"SE": - Czy to były skoki życia?
Kamil Stoch: - Tak, bo zostały oddane w najważniejszej chwili mojej kariery. Technicznie też były jedne z najlepszych, nie było w nich błędu.
- Jak udało się uniknąć błędów, które pozbawiły pana medalu na skoczni K-95?
- Dużo się nauczyłem tamtego dnia. Starałem się potem utrwalić w sobie poczucie, że wszystko jest w porządku i że wszystko będzie działało, kiedy tego będę chciał. Wspierali mnie: psycholog, trener, żona i cała drużyna. W rezultacie w czwartek przystąpiłem do konkursu bardziej doświadczony i mądrzejszy. Nic mnie już nie zaskoczyło.
- Bardziej cieszy złoty medal czy pokonanie słabości?
- Jedno i drugie. Złoty medal był moim marzeniem. Ale liczy się i to, że zapanowałem nad sobą. Bez tego doświadczenia z K-95 zapewne nie poradziłbym sobie, zwłaszcza prowadząc po pierwszej serii.
- Czuje się pan skoczkiem numer jeden na świecie?
- Nie wiem, czy mogę się nim czuć. Byłem najlepszy w tych zawodach, co nie znaczy, że będę w kolejnych.
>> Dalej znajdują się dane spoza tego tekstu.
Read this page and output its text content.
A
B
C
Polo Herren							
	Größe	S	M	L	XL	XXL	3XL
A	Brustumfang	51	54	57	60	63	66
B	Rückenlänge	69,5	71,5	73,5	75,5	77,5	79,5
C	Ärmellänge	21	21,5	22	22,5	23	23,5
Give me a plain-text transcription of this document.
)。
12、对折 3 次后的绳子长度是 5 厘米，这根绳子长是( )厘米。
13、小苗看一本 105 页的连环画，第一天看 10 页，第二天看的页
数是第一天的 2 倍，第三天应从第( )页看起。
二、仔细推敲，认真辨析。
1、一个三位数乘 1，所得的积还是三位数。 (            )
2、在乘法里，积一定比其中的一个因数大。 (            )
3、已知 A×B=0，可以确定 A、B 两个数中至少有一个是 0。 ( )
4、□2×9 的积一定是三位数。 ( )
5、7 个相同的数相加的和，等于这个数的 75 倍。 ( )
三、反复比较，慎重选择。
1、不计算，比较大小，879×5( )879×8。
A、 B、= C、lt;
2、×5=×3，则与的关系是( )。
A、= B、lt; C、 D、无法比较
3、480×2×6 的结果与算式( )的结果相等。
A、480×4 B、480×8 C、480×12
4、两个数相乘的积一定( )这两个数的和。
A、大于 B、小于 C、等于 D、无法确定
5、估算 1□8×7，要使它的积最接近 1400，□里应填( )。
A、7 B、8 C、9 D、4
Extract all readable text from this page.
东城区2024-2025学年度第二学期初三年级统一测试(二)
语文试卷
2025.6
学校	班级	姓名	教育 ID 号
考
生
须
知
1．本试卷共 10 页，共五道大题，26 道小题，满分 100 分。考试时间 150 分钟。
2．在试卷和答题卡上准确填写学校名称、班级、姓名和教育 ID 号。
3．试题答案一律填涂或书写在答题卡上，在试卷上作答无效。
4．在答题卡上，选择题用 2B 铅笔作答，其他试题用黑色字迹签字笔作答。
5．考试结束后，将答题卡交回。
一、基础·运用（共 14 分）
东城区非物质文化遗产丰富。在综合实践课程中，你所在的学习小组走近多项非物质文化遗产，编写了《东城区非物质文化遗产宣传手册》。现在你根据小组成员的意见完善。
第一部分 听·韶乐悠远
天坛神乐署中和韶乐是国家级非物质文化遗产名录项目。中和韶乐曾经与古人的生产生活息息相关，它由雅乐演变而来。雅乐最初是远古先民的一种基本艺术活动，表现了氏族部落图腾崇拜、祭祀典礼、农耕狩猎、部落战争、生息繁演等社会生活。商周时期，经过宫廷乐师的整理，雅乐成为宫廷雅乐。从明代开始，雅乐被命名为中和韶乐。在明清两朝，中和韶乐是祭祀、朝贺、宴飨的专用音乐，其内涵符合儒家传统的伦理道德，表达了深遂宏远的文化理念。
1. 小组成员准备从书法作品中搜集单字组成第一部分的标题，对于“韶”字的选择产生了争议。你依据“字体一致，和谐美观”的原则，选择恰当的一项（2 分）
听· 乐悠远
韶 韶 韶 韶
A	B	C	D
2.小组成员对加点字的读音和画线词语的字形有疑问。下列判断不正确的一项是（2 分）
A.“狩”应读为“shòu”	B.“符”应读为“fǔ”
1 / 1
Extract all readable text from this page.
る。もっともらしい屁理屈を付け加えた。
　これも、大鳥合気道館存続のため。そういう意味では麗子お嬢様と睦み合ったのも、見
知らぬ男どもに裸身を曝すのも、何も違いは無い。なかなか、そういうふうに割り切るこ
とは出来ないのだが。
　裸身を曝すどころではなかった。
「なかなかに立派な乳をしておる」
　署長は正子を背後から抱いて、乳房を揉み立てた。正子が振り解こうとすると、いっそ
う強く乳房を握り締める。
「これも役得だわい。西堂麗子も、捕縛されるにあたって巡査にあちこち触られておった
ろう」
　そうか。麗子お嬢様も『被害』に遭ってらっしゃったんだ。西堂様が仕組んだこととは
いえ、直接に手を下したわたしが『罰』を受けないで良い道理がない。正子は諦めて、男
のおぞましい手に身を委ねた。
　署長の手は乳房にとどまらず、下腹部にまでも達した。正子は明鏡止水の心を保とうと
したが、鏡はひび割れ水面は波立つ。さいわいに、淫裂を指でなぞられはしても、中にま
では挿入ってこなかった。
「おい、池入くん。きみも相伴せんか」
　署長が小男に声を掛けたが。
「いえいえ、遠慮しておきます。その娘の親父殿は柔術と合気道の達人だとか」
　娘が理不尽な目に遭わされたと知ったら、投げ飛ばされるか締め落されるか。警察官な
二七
Bardziej wymiernym kryterium jest ranking Pucharu Świata, bo obejmuje zawody całego sezonu (Stoch zajmuje w nim 5. miejsce - red.). Ale czuję się jednym z najlepszych.
- Nie miał pan momentów załamań, zwątpień, czekając tyle lat na wielki sukces?
- Pracowałem ciężko i wiedziałem, że kiedyś ten sukces nadejdzie. Lepiej późno niż wcale. Cieszę się, że stało się to teraz, bo teraz złoto smakuje mi lepiej niż smakowałoby na przykład cztery lata temu.
- A czym charakteryzuje się teraz Kamil Stoch?
- Na pewno jest szczupły, średniego wzrostu (śmiech), wytrwały w dążeniach i przede wszystkim pracowity. I chyba bardziej odporny na presję ze strony osób trzecich i własnej ambicji.